In our home, we're very open about the human anatomy. My kids know exactly where babies come from and we answer all of their questions honestly. I don't hide my period from my kids, either. Almost all women all across world get it almost every single month. So, I'm trying to teach my daughter, and my son for that matter, that it is a normal part of life for people with a uterus. They already witness my husband buying tampons because, well, it's 2019 and they're on the shopping list. So by ages 4 and 6, my kids learned what a period is because, like most mums, they followed me to the bathroom.
When the kids were babies and toddlers, peeing with an audience was inevitable. But the older my daughter got, I made the conscience effort not to kick her out if I was expecting a little blood. Around age 3, when I thought maybe she'd be able to understand menstruation a little better, I began educating her. I remember one afternoon when she looked at me with huge eyes once she saw I was bleeding. I simply told her, "Mommy's on her period. This happens once a month. Don't worry honey, I'm not in pain."
It was important to me to let my daughter know that even though she saw blood, getting your period doesn't hurt likes she's come to expect when blood appears. It's not the kind of "boo boo" that needs a doctor or a plaster. The older she got, the more I'd say either in response to an inquisitive look or a direct question. "One day, you'll get your period, too. It will simply mean that you're growing up!" I've said.

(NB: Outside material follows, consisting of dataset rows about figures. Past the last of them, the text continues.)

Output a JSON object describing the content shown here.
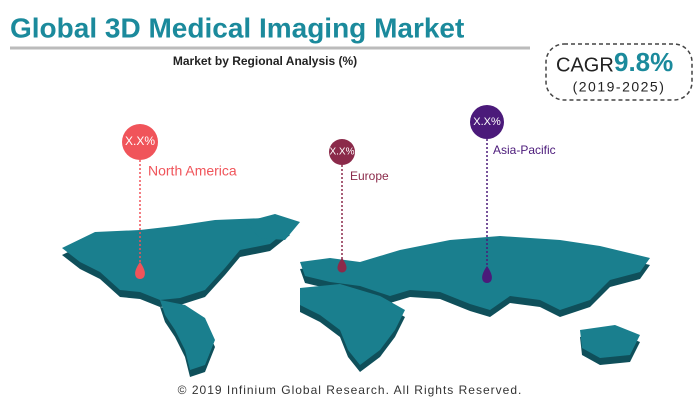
{
  "header": {
    "title": "Global 3D Medical Imaging Market",
    "subtitle": "Market by Regional Analysis (%)"
  },
  "cagr": {
    "label": "CAGR",
    "value": "9.8%",
    "period": "(2019-2025)"
  },
  "regions": [
    {
      "name": "North America",
      "share": "X.X%"
    },
    {
      "name": "Europe",
      "share": "X.X%"
    },
    {
      "name": "Asia-Pacific",
      "share": "X.X%"
    }
  ],
  "footer": "© 2019 Infinium Global Research. All Rights Reserved."
}
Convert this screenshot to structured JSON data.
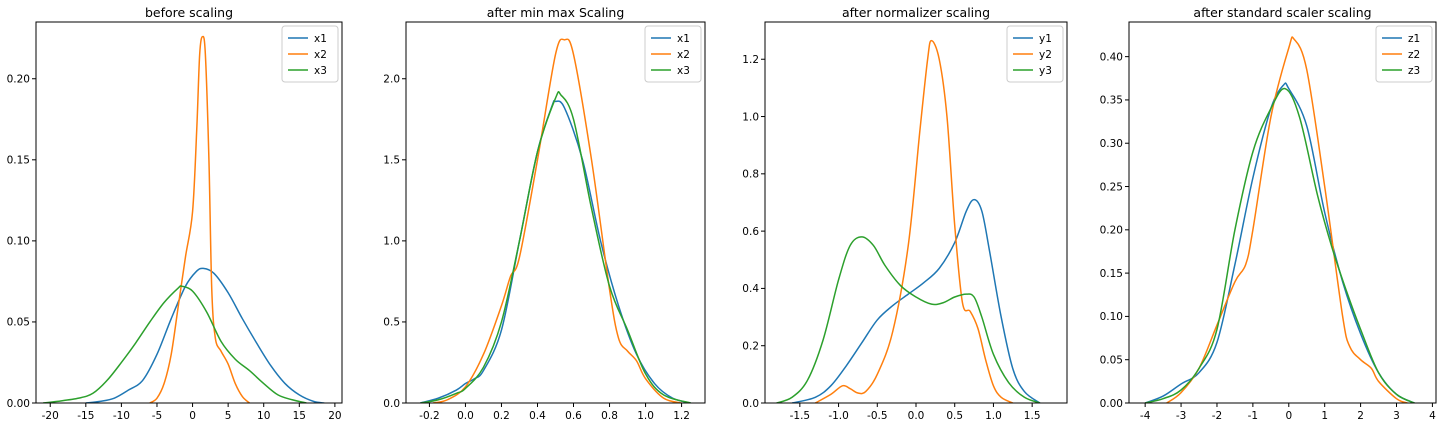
{
  "chart_data": [
    {
      "type": "line",
      "title": "before scaling",
      "xlim": [
        -22,
        21
      ],
      "ylim": [
        0,
        0.235
      ],
      "xticks": [
        "-20",
        "-15",
        "-10",
        "-5",
        "0",
        "5",
        "10",
        "15",
        "20"
      ],
      "xtick_values": [
        -20,
        -15,
        -10,
        -5,
        0,
        5,
        10,
        15,
        20
      ],
      "yticks": [
        "0.00",
        "0.05",
        "0.10",
        "0.15",
        "0.20"
      ],
      "ytick_values": [
        0,
        0.05,
        0.1,
        0.15,
        0.2
      ],
      "legend": "top-right",
      "grid": false,
      "series": [
        {
          "name": "x1",
          "color": "#1f77b4",
          "points": [
            [
              -15,
              0
            ],
            [
              -13,
              0.001
            ],
            [
              -11,
              0.003
            ],
            [
              -9,
              0.008
            ],
            [
              -7,
              0.014
            ],
            [
              -5,
              0.03
            ],
            [
              -3,
              0.052
            ],
            [
              -1,
              0.072
            ],
            [
              0.5,
              0.081
            ],
            [
              1.5,
              0.083
            ],
            [
              3,
              0.08
            ],
            [
              5,
              0.068
            ],
            [
              7,
              0.052
            ],
            [
              9,
              0.037
            ],
            [
              11,
              0.023
            ],
            [
              13,
              0.012
            ],
            [
              15,
              0.005
            ],
            [
              17,
              0.001
            ],
            [
              18.5,
              0
            ]
          ]
        },
        {
          "name": "x2",
          "color": "#ff7f0e",
          "points": [
            [
              -6,
              0
            ],
            [
              -5,
              0.003
            ],
            [
              -4,
              0.012
            ],
            [
              -3,
              0.03
            ],
            [
              -2,
              0.06
            ],
            [
              -1,
              0.09
            ],
            [
              0,
              0.118
            ],
            [
              0.6,
              0.17
            ],
            [
              1,
              0.215
            ],
            [
              1.4,
              0.226
            ],
            [
              1.8,
              0.215
            ],
            [
              2.3,
              0.15
            ],
            [
              2.7,
              0.07
            ],
            [
              3.2,
              0.04
            ],
            [
              4,
              0.032
            ],
            [
              5,
              0.024
            ],
            [
              6,
              0.012
            ],
            [
              7,
              0.004
            ],
            [
              8,
              0
            ]
          ]
        },
        {
          "name": "x3",
          "color": "#2ca02c",
          "points": [
            [
              -21,
              0
            ],
            [
              -19,
              0.001
            ],
            [
              -16,
              0.003
            ],
            [
              -14,
              0.006
            ],
            [
              -12,
              0.014
            ],
            [
              -10,
              0.025
            ],
            [
              -8,
              0.037
            ],
            [
              -6,
              0.05
            ],
            [
              -4,
              0.062
            ],
            [
              -2,
              0.071
            ],
            [
              -1.5,
              0.072
            ],
            [
              0,
              0.069
            ],
            [
              2,
              0.056
            ],
            [
              4,
              0.038
            ],
            [
              6,
              0.027
            ],
            [
              8,
              0.02
            ],
            [
              10,
              0.012
            ],
            [
              12,
              0.005
            ],
            [
              14,
              0.002
            ],
            [
              16,
              0
            ]
          ]
        }
      ]
    },
    {
      "type": "line",
      "title": "after min max Scaling",
      "xlim": [
        -0.33,
        1.33
      ],
      "ylim": [
        0,
        2.35
      ],
      "xticks": [
        "-0.2",
        "0.0",
        "0.2",
        "0.4",
        "0.6",
        "0.8",
        "1.0",
        "1.2"
      ],
      "xtick_values": [
        -0.2,
        0,
        0.2,
        0.4,
        0.6,
        0.8,
        1.0,
        1.2
      ],
      "yticks": [
        "0.0",
        "0.5",
        "1.0",
        "1.5",
        "2.0"
      ],
      "ytick_values": [
        0,
        0.5,
        1.0,
        1.5,
        2.0
      ],
      "legend": "top-right",
      "grid": false,
      "series": [
        {
          "name": "x1",
          "color": "#1f77b4",
          "points": [
            [
              -0.25,
              0
            ],
            [
              -0.15,
              0.03
            ],
            [
              -0.05,
              0.08
            ],
            [
              0,
              0.12
            ],
            [
              0.05,
              0.15
            ],
            [
              0.1,
              0.2
            ],
            [
              0.2,
              0.45
            ],
            [
              0.3,
              1.0
            ],
            [
              0.4,
              1.55
            ],
            [
              0.48,
              1.83
            ],
            [
              0.5,
              1.86
            ],
            [
              0.55,
              1.82
            ],
            [
              0.65,
              1.5
            ],
            [
              0.75,
              1.0
            ],
            [
              0.85,
              0.6
            ],
            [
              0.95,
              0.3
            ],
            [
              1.05,
              0.12
            ],
            [
              1.15,
              0.03
            ],
            [
              1.25,
              0
            ]
          ]
        },
        {
          "name": "x2",
          "color": "#ff7f0e",
          "points": [
            [
              -0.18,
              0
            ],
            [
              -0.1,
              0.02
            ],
            [
              0,
              0.1
            ],
            [
              0.1,
              0.3
            ],
            [
              0.2,
              0.6
            ],
            [
              0.25,
              0.78
            ],
            [
              0.3,
              0.9
            ],
            [
              0.4,
              1.5
            ],
            [
              0.5,
              2.15
            ],
            [
              0.55,
              2.24
            ],
            [
              0.6,
              2.15
            ],
            [
              0.7,
              1.5
            ],
            [
              0.8,
              0.7
            ],
            [
              0.85,
              0.4
            ],
            [
              0.9,
              0.32
            ],
            [
              0.95,
              0.26
            ],
            [
              1.0,
              0.15
            ],
            [
              1.1,
              0.03
            ],
            [
              1.2,
              0
            ]
          ]
        },
        {
          "name": "x3",
          "color": "#2ca02c",
          "points": [
            [
              -0.25,
              0
            ],
            [
              -0.15,
              0.02
            ],
            [
              -0.05,
              0.06
            ],
            [
              0,
              0.09
            ],
            [
              0.1,
              0.22
            ],
            [
              0.2,
              0.5
            ],
            [
              0.3,
              1.0
            ],
            [
              0.4,
              1.55
            ],
            [
              0.5,
              1.88
            ],
            [
              0.53,
              1.9
            ],
            [
              0.6,
              1.75
            ],
            [
              0.7,
              1.2
            ],
            [
              0.8,
              0.72
            ],
            [
              0.9,
              0.45
            ],
            [
              1.0,
              0.18
            ],
            [
              1.1,
              0.05
            ],
            [
              1.25,
              0
            ]
          ]
        }
      ]
    },
    {
      "type": "line",
      "title": "after normalizer scaling",
      "xlim": [
        -1.95,
        1.95
      ],
      "ylim": [
        0,
        1.33
      ],
      "xticks": [
        "-1.5",
        "-1.0",
        "-0.5",
        "0.0",
        "0.5",
        "1.0",
        "1.5"
      ],
      "xtick_values": [
        -1.5,
        -1.0,
        -0.5,
        0,
        0.5,
        1.0,
        1.5
      ],
      "yticks": [
        "0.0",
        "0.2",
        "0.4",
        "0.6",
        "0.8",
        "1.0",
        "1.2"
      ],
      "ytick_values": [
        0,
        0.2,
        0.4,
        0.6,
        0.8,
        1.0,
        1.2
      ],
      "legend": "top-right",
      "grid": false,
      "series": [
        {
          "name": "y1",
          "color": "#1f77b4",
          "points": [
            [
              -1.6,
              0
            ],
            [
              -1.3,
              0.02
            ],
            [
              -1.1,
              0.06
            ],
            [
              -0.9,
              0.13
            ],
            [
              -0.7,
              0.21
            ],
            [
              -0.5,
              0.29
            ],
            [
              -0.3,
              0.34
            ],
            [
              -0.1,
              0.38
            ],
            [
              0.1,
              0.42
            ],
            [
              0.3,
              0.47
            ],
            [
              0.5,
              0.56
            ],
            [
              0.65,
              0.67
            ],
            [
              0.75,
              0.71
            ],
            [
              0.85,
              0.67
            ],
            [
              0.95,
              0.53
            ],
            [
              1.1,
              0.3
            ],
            [
              1.25,
              0.12
            ],
            [
              1.4,
              0.04
            ],
            [
              1.6,
              0
            ]
          ]
        },
        {
          "name": "y2",
          "color": "#ff7f0e",
          "points": [
            [
              -1.3,
              0
            ],
            [
              -1.1,
              0.03
            ],
            [
              -0.95,
              0.06
            ],
            [
              -0.85,
              0.05
            ],
            [
              -0.75,
              0.035
            ],
            [
              -0.65,
              0.04
            ],
            [
              -0.5,
              0.1
            ],
            [
              -0.3,
              0.25
            ],
            [
              -0.1,
              0.55
            ],
            [
              0.05,
              0.95
            ],
            [
              0.15,
              1.2
            ],
            [
              0.2,
              1.265
            ],
            [
              0.3,
              1.2
            ],
            [
              0.4,
              1.0
            ],
            [
              0.5,
              0.62
            ],
            [
              0.6,
              0.35
            ],
            [
              0.7,
              0.32
            ],
            [
              0.8,
              0.26
            ],
            [
              0.9,
              0.15
            ],
            [
              1.0,
              0.06
            ],
            [
              1.1,
              0.02
            ],
            [
              1.25,
              0
            ]
          ]
        },
        {
          "name": "y3",
          "color": "#2ca02c",
          "points": [
            [
              -1.8,
              0
            ],
            [
              -1.6,
              0.02
            ],
            [
              -1.4,
              0.08
            ],
            [
              -1.2,
              0.22
            ],
            [
              -1.0,
              0.43
            ],
            [
              -0.85,
              0.55
            ],
            [
              -0.7,
              0.58
            ],
            [
              -0.55,
              0.55
            ],
            [
              -0.4,
              0.48
            ],
            [
              -0.2,
              0.41
            ],
            [
              0,
              0.37
            ],
            [
              0.2,
              0.345
            ],
            [
              0.35,
              0.35
            ],
            [
              0.5,
              0.37
            ],
            [
              0.65,
              0.38
            ],
            [
              0.75,
              0.37
            ],
            [
              0.85,
              0.3
            ],
            [
              1.0,
              0.17
            ],
            [
              1.2,
              0.07
            ],
            [
              1.4,
              0.02
            ],
            [
              1.6,
              0
            ]
          ]
        }
      ]
    },
    {
      "type": "line",
      "title": "after standard scaler scaling",
      "xlim": [
        -4.45,
        4.1
      ],
      "ylim": [
        0,
        0.44
      ],
      "xticks": [
        "-4",
        "-3",
        "-2",
        "-1",
        "0",
        "1",
        "2",
        "3",
        "4"
      ],
      "xtick_values": [
        -4,
        -3,
        -2,
        -1,
        0,
        1,
        2,
        3,
        4
      ],
      "yticks": [
        "0.00",
        "0.05",
        "0.10",
        "0.15",
        "0.20",
        "0.25",
        "0.30",
        "0.35",
        "0.40"
      ],
      "ytick_values": [
        0,
        0.05,
        0.1,
        0.15,
        0.2,
        0.25,
        0.3,
        0.35,
        0.4
      ],
      "legend": "top-right",
      "grid": false,
      "series": [
        {
          "name": "z1",
          "color": "#1f77b4",
          "points": [
            [
              -4,
              0
            ],
            [
              -3.5,
              0.008
            ],
            [
              -3,
              0.022
            ],
            [
              -2.5,
              0.035
            ],
            [
              -2,
              0.07
            ],
            [
              -1.5,
              0.16
            ],
            [
              -1,
              0.26
            ],
            [
              -0.5,
              0.34
            ],
            [
              -0.15,
              0.367
            ],
            [
              0,
              0.363
            ],
            [
              0.5,
              0.32
            ],
            [
              1,
              0.22
            ],
            [
              1.5,
              0.14
            ],
            [
              2,
              0.08
            ],
            [
              2.5,
              0.035
            ],
            [
              3,
              0.01
            ],
            [
              3.5,
              0
            ]
          ]
        },
        {
          "name": "z2",
          "color": "#ff7f0e",
          "points": [
            [
              -3.4,
              0
            ],
            [
              -3,
              0.012
            ],
            [
              -2.5,
              0.04
            ],
            [
              -2,
              0.09
            ],
            [
              -1.5,
              0.14
            ],
            [
              -1.2,
              0.16
            ],
            [
              -1,
              0.2
            ],
            [
              -0.5,
              0.33
            ],
            [
              0,
              0.41
            ],
            [
              0.15,
              0.42
            ],
            [
              0.5,
              0.385
            ],
            [
              1,
              0.25
            ],
            [
              1.5,
              0.1
            ],
            [
              1.7,
              0.065
            ],
            [
              2,
              0.05
            ],
            [
              2.3,
              0.04
            ],
            [
              2.5,
              0.025
            ],
            [
              3,
              0.005
            ],
            [
              3.3,
              0
            ]
          ]
        },
        {
          "name": "z3",
          "color": "#2ca02c",
          "points": [
            [
              -4,
              0
            ],
            [
              -3.5,
              0.005
            ],
            [
              -3,
              0.015
            ],
            [
              -2.5,
              0.04
            ],
            [
              -2,
              0.085
            ],
            [
              -1.5,
              0.2
            ],
            [
              -1,
              0.29
            ],
            [
              -0.5,
              0.34
            ],
            [
              -0.1,
              0.363
            ],
            [
              0.3,
              0.33
            ],
            [
              0.8,
              0.24
            ],
            [
              1.2,
              0.18
            ],
            [
              1.6,
              0.13
            ],
            [
              2,
              0.085
            ],
            [
              2.5,
              0.035
            ],
            [
              3,
              0.01
            ],
            [
              3.5,
              0
            ]
          ]
        }
      ]
    }
  ]
}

And I only plan to be more forthcoming as she matures. I'll answer any question she poses. Why not? I want to normalise periods, so my daughter isn't freaked out when hers starts. Hell, maybe she'll even feel empowered (if I'm doing it right). Having your period isn't all roses. But I'm going to be damn sure that my daughter feels zero weirdness about it. I'm sick and tired of sliding a tampon up my sleeve in a restaurant before going to the bathroom. I'm over the shame, which is why I hope that educating my daughter at a young age will decrease that negative stigma for her.
Many may think that my daughter is too young to know what a period is, but this felt like the right decision for our family. Besides, if she's going to follow me to the bathroom, then she may as well understand what's going on. Hopefully, a little education will go a long way. And by the time she gets her period, it either won't be a big deal at all. Hopefully, she'll feel empowered that she's becoming a woman — a woman who will one day be ready to take on the world. And won't need to slide tampons up her sleeve, either.